Dan Walsh à la salle de bains

Depuis le 14 mars, l'espace d'art contemporain La Salle de Bains a quitté son local du Vieux-Lyon aussi exigu qu'une... salle de bains, pour s'installer dans des locaux plus grands, mis à disposition et rénovés par la Ville de Lyon.

Structure associative, la Salle de Bains n'est pas une galerie qui expose pour vendre des œuvres d'artistes préexistantes à l'accrochage, mais un centre de création, exigeant, pointu, très inventif. Les œuvres sont conçues spécialement pour l'exposition, et créées in situ.

Pour la première fois, parce qu'elle est désormais dotée d'un espace plus vaste, la Salle de Bains a choisi un commissaire d'exposition, Dan Walsh, qui a invité six de ses amis pour une création collective. L'idée : créer à partir des matériaux qui seraient restés du déménagement et des travaux : panneaux isolants, bois, bouts de polystyrène, papier bulle, chutes de moquettes, grillages, etc. Et sur un thème d'arrière plan : "En attendant Godot" de Beckett et l'attente. "Les artistes sont arrivés le mardi et ont bossé jusqu'au vendredi, soir du vernissage de l'expo. Ils ont travaillé dans l'urgence, en se concertant en permanence, le plus souvent avec beaucoup d'humour". raconte Noémie Razurel, salariée de la Salle de Bains.
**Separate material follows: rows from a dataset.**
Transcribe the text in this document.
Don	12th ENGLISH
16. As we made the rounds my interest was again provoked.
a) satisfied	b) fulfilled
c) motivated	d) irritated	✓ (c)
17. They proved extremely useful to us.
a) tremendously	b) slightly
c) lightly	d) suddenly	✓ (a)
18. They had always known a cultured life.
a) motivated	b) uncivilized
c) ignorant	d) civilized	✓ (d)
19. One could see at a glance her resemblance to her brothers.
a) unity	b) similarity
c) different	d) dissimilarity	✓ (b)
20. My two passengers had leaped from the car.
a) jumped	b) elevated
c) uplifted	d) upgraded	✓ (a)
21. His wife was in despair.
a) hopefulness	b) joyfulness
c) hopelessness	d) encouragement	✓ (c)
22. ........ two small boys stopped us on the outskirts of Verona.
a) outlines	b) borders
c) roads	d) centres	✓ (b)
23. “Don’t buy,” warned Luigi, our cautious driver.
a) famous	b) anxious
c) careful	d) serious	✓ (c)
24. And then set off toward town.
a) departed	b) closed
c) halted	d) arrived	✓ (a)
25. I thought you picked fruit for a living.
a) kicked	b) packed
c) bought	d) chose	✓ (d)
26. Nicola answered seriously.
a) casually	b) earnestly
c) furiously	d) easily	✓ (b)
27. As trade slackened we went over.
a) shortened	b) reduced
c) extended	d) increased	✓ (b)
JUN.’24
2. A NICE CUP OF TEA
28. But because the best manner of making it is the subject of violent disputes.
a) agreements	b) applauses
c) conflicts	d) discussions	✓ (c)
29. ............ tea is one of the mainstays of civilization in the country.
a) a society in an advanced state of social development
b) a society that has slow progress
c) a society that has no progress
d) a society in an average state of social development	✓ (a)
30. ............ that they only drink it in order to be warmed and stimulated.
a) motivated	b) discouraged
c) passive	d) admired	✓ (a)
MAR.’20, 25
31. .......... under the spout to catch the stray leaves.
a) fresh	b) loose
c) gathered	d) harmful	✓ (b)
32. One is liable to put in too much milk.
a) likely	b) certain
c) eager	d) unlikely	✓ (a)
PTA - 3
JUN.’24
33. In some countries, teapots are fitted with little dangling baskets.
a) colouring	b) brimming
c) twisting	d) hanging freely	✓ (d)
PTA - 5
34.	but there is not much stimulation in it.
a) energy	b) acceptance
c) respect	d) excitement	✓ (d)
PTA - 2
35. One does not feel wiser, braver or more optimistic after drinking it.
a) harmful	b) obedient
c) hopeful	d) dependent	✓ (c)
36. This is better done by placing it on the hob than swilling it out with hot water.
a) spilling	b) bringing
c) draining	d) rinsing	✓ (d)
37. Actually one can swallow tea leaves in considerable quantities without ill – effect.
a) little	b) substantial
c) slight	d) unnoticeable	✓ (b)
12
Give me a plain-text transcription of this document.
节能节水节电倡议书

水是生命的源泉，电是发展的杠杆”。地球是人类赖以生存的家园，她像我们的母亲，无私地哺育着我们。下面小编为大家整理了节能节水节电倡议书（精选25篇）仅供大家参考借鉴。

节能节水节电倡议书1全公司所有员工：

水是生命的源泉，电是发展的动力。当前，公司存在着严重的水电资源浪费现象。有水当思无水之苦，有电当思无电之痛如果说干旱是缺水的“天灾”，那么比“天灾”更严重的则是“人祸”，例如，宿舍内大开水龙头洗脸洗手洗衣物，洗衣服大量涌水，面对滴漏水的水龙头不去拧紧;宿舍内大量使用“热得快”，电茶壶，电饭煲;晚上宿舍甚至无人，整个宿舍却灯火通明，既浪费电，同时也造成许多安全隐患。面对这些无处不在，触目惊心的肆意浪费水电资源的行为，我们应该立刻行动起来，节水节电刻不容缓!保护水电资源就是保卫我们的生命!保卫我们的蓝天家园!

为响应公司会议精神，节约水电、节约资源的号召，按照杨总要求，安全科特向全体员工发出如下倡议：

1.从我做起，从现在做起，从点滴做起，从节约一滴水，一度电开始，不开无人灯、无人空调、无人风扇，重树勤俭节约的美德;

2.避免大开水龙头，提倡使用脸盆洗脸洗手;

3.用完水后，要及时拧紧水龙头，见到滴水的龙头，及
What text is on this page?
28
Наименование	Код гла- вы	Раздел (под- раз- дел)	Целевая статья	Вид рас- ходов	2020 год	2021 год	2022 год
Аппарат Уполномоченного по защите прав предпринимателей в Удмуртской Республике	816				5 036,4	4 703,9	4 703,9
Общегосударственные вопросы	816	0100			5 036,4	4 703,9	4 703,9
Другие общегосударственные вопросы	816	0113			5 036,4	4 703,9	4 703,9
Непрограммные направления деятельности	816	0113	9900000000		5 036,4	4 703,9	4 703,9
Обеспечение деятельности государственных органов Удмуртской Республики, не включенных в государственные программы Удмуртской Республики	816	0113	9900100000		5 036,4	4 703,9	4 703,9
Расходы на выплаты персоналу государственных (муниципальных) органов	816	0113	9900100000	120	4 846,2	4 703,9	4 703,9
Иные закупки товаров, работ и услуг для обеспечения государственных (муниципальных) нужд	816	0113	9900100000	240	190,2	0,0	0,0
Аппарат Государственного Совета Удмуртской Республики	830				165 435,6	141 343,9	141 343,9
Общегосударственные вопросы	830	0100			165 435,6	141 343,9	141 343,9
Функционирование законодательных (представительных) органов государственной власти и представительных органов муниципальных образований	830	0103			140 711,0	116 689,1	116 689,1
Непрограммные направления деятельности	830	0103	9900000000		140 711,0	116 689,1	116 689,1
L'exposition relève bien plus d'une scénographie de théâtre, avec une succession d'actes ou de saynètes, que d'une collection d'œuvres. En la parcourant, on s'y raconte très facilement des histoires. On retrouve des matériaux, des formes, des jeux de lumière qui se font écho dans l'espace, comme autant de personnages d'une pièce, d'actions récurrentes. D'emblée, des objets renvoient clairement à l'attente. Le premier : une cigarette plantée là dans le mur... Puis des objets en suspension, des chaises vides, dont certaines plastifiées. Au mur, un point d'interrogation et, plus loin, un point d'exclamation ponctuent la série d'objets que le regard vient de balayer : un arbre-portemanteau beckettien avec des objets suspendus, des panneaux peints en rose, un autre recouvert d'alu, le dessin d'une forme conique. Le fait de retrouver, plus loin dans l'expo, des matières ou des formes (la forme conique d'un porte-voix, le rectangle d'un pupitre ou de gobos (Godot ?) suspendus, le rond d'une cible) lève l'interrogation et active l'exclamation. Une silhouette de personnage beckettien, échappée du carton de l'exposition, s'est glissée dans la reproduction d'un tableau de Jérôme Bosch... On imagine ses mésaventures, absurdes mais non dénuées d'humour, dans cet univers un peu énigmatique, puis son attente, sa très longue attente, jusque vers la mort. Dans la dernière pièce, calées dans un coin : des pelles pour enterrer, des cordes pour se pendre. Déjà, à l'entrée, on avait repéré, suspendu à l'arbre, un arc et sa flèche. Puis, disséminées sur les murs et les vitres, des cibles et des trajectoires. La mort rôde. Après l'attente, les objets en suspension, voilà le pendu. Une petite potence en mécano se dresse dans un angle, avec, à son pied, un jeu du pendu crayonné sur le sol, et sur le mur en ardoise une série de petits traits tracés, puis barrés, à la craie : le décompte des victimes ? Des pointes de couleur rouge, ici et là, puis les trois lettres RED écrites sur un papier en fin d'expo, confirment ce pressentiment morbide. Morbide mais jamais sombre, tant cette exposition est légère, drôle, suggestive et pleine de petites fictions à imaginer.

Revisited, une exposition de Dan Walsh, avec Tilman, Matthew McCaslin, Amy O'Neill, Matilde Alessandra, Lars Wolter,
Dan Walsh, Stephen Felton. La Salle de Bains, 27 rue Burdeau, Lyon 1er.